The company was founded by Bret Taylor, who served as Salesforce Co-CEO and was briefly Twitter’s board chair during the Elon Musk acquisition, and Clay Bavor, who led Google Labs and its XR projects. Taylor brings enterprise CRM distribution instincts; Bavor brings experience building AI-first products at Google scale.
The enterprise agent race
Sierra’s raise lands in a crowded field. Salesforce’s Agentforce, Microsoft Copilot agents, and ServiceNow AI all compete for the same enterprise workflow automation budget. The difference Sierra argues: it is a neutral platform — no legacy software to protect, no cross-sell to manage.

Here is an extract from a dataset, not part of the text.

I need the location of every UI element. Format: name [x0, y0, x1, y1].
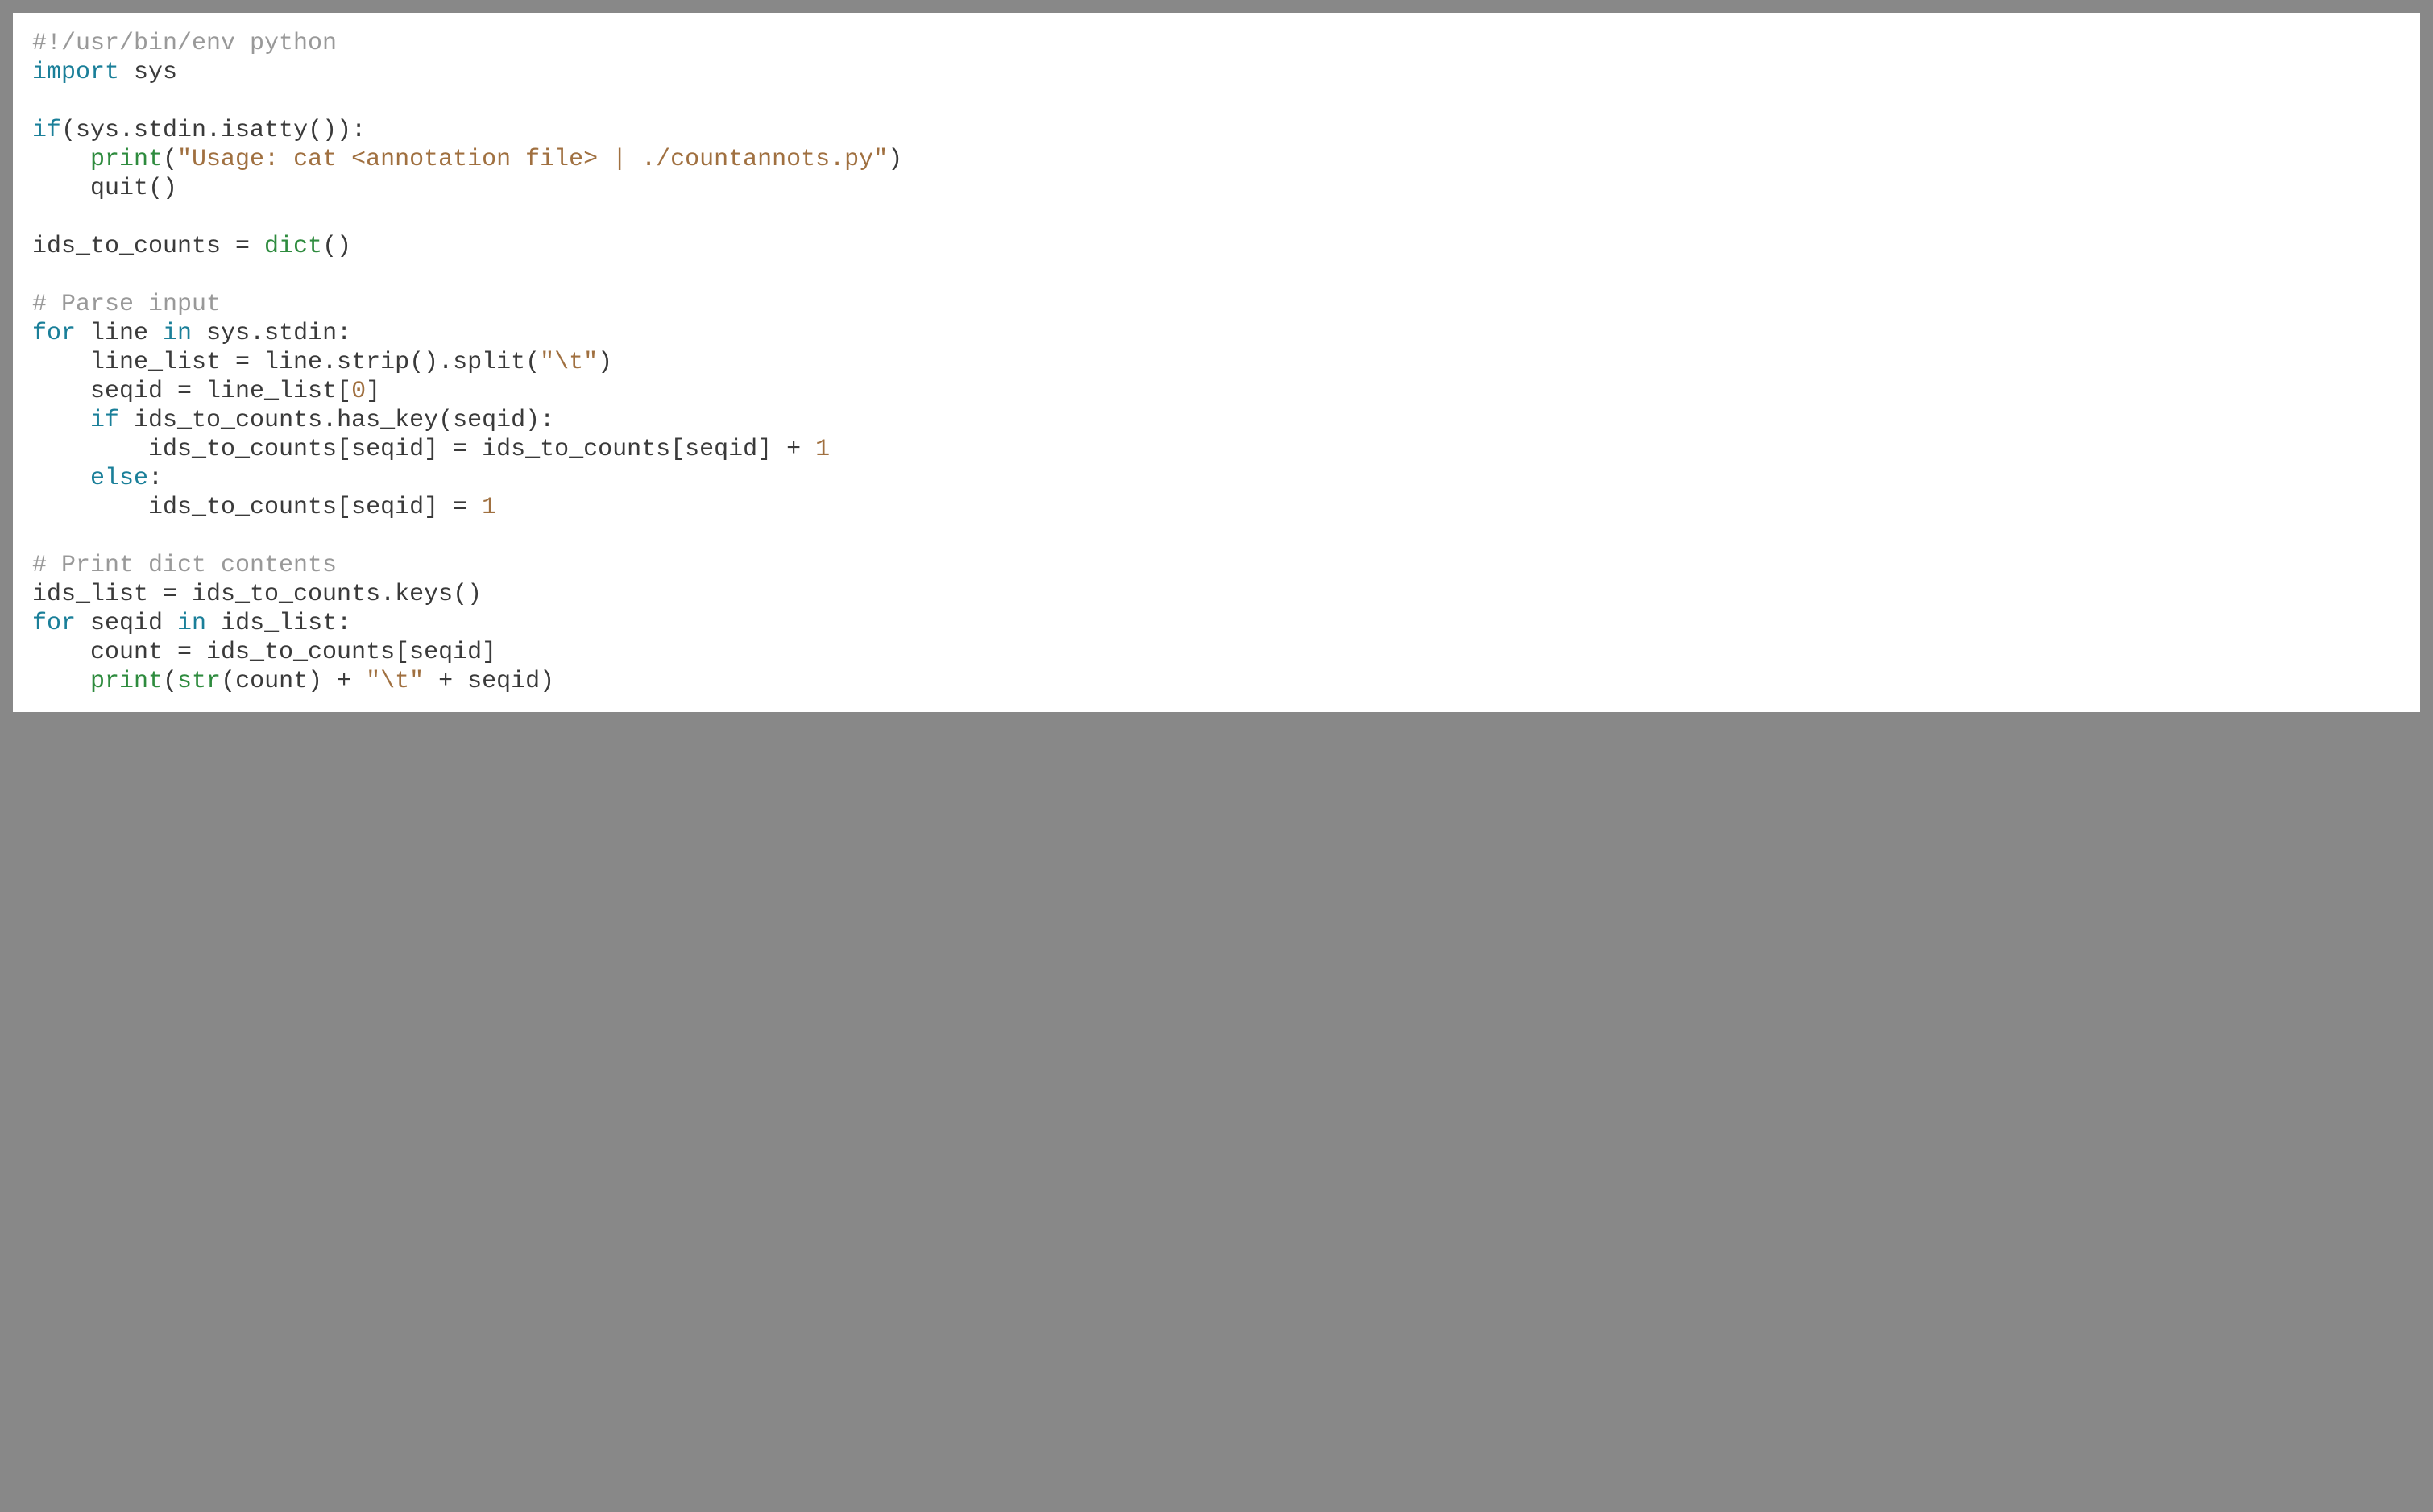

The counterargument is obvious. Salesforce has CRM lock-in. Microsoft has Azure, Teams, and Office365 already inside every Fortune 50 IT environment. Sierra needs to win on agent quality alone, which is harder to defend long-term as foundational models commoditize.
For now, 40% of the Fortune 50 at $150M ARR says the market is buying Taylor’s pitch. At $15B, investors are betting that number reaches $1B+ before anyone catches up.
The enterprise AI agent race is not slowing down. It is getting expensive fast.